Wie der Autor zu Recht befürchtet, würden bei einer Deckelung der Provisionen in der Restschuldversicherung die Banken und Sparkassen einer wesentlichen Provisionsertragsquelle beraubt werden, wenn man sich angesichts von Provisionen von bis zu 70 Prozent den Neuzugang 2018 in Höhe von knapp 1,2 Mio Restschuldversicherungen (darin enthaltenen, zu vernachlässigenden Lebensversicherungen ohne Überschussbeteiligung) mit einem Prämienvolumen von 1.412.057.000 Euro (im Einmalbeitragsgeschäft) und 8.357.000 Euro (laufender Beitrag für ein Jahr) anschaut – so „Die deutsche Lebensversicherung in Zahlen 2019″ des GDV.

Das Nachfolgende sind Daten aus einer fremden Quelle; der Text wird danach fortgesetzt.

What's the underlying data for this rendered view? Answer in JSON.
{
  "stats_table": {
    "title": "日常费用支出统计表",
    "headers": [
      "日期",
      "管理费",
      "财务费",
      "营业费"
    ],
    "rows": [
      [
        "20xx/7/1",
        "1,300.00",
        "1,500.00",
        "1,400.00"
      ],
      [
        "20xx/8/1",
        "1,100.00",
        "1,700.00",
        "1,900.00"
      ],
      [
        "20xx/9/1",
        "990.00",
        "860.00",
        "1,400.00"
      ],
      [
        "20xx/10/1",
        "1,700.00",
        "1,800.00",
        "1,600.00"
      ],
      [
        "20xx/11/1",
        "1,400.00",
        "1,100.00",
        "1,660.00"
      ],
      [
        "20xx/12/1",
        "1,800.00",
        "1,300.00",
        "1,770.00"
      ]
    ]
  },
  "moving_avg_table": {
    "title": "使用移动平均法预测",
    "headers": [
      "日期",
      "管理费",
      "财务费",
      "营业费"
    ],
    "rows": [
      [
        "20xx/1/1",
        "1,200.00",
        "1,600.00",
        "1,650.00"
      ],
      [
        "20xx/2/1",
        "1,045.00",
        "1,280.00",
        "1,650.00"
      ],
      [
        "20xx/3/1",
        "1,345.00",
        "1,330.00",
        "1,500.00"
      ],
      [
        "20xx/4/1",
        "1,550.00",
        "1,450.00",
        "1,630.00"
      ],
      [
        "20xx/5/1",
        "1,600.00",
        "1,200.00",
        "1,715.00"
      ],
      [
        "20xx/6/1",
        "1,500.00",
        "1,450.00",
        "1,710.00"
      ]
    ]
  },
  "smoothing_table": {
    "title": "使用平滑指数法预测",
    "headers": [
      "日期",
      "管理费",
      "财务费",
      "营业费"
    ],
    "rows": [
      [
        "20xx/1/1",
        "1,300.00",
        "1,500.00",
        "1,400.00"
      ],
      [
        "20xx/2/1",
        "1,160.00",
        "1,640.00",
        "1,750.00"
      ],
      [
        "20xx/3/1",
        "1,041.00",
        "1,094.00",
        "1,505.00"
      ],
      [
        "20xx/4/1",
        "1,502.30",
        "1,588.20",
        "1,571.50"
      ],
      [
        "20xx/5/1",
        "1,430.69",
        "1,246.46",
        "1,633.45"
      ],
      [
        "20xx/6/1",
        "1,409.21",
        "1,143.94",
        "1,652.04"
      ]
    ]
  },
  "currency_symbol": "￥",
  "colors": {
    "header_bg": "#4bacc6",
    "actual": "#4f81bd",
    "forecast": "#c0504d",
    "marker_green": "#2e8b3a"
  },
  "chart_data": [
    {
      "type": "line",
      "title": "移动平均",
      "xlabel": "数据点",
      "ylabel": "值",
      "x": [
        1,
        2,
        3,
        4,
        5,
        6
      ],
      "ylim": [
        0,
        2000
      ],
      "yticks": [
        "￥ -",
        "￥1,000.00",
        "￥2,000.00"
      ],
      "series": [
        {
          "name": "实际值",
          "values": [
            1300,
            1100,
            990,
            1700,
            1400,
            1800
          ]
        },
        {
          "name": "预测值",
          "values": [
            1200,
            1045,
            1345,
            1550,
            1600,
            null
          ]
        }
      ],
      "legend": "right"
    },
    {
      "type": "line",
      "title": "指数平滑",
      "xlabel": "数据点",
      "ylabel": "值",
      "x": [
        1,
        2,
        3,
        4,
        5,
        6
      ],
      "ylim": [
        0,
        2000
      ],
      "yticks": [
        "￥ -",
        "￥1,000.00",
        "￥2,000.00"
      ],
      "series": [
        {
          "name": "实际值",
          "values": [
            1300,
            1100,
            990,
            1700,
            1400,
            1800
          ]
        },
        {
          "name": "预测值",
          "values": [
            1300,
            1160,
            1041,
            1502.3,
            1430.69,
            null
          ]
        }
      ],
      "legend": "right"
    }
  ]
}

Der Vorwurf des Autors: Der Behauptung der Bündnis90/Die Grünen-Bundestagsfraktion in ihrem Beschlussantrag vom 23.10.2019, die Restschuldversicherung habe teilweise extreme Kosten, fehle jegliche statistische Validität verbunden mit dem Appel, zu einer faktenorientierten Erörterung zu dem Thema zurückzukehren.

Weitere Zahlen zur  Restschuldversicherung

Im Jahr 2018 zahlten Neukunden für Restschuldversicherungen gegen Einmalbeitrag, die das Hauptgeschäft ausmachen, Prämien in Höhe von (gerundet) 75 Euro pro 1.000 Euro Versicherungssumme. Demgegenüber belief sich in der Risikolebensversicherung die Prämie pro 1.000 Euro Versicherungssumme auf 45 Euro (berechnet aus GDV – Die deutsche Lebensversicherung in Zahlen 2019). Die Zahlen sprechen für sich. Dies gilt auch bei Berücksichtigung ggfs. miteingeschlossener Risiken Arbeitsunfähigkeit und/oder Arbeitslosigkeit, da für die letztgenannten Risiken nur eine zeitlich sehr beschränkte Risikoübernahme erfolgt.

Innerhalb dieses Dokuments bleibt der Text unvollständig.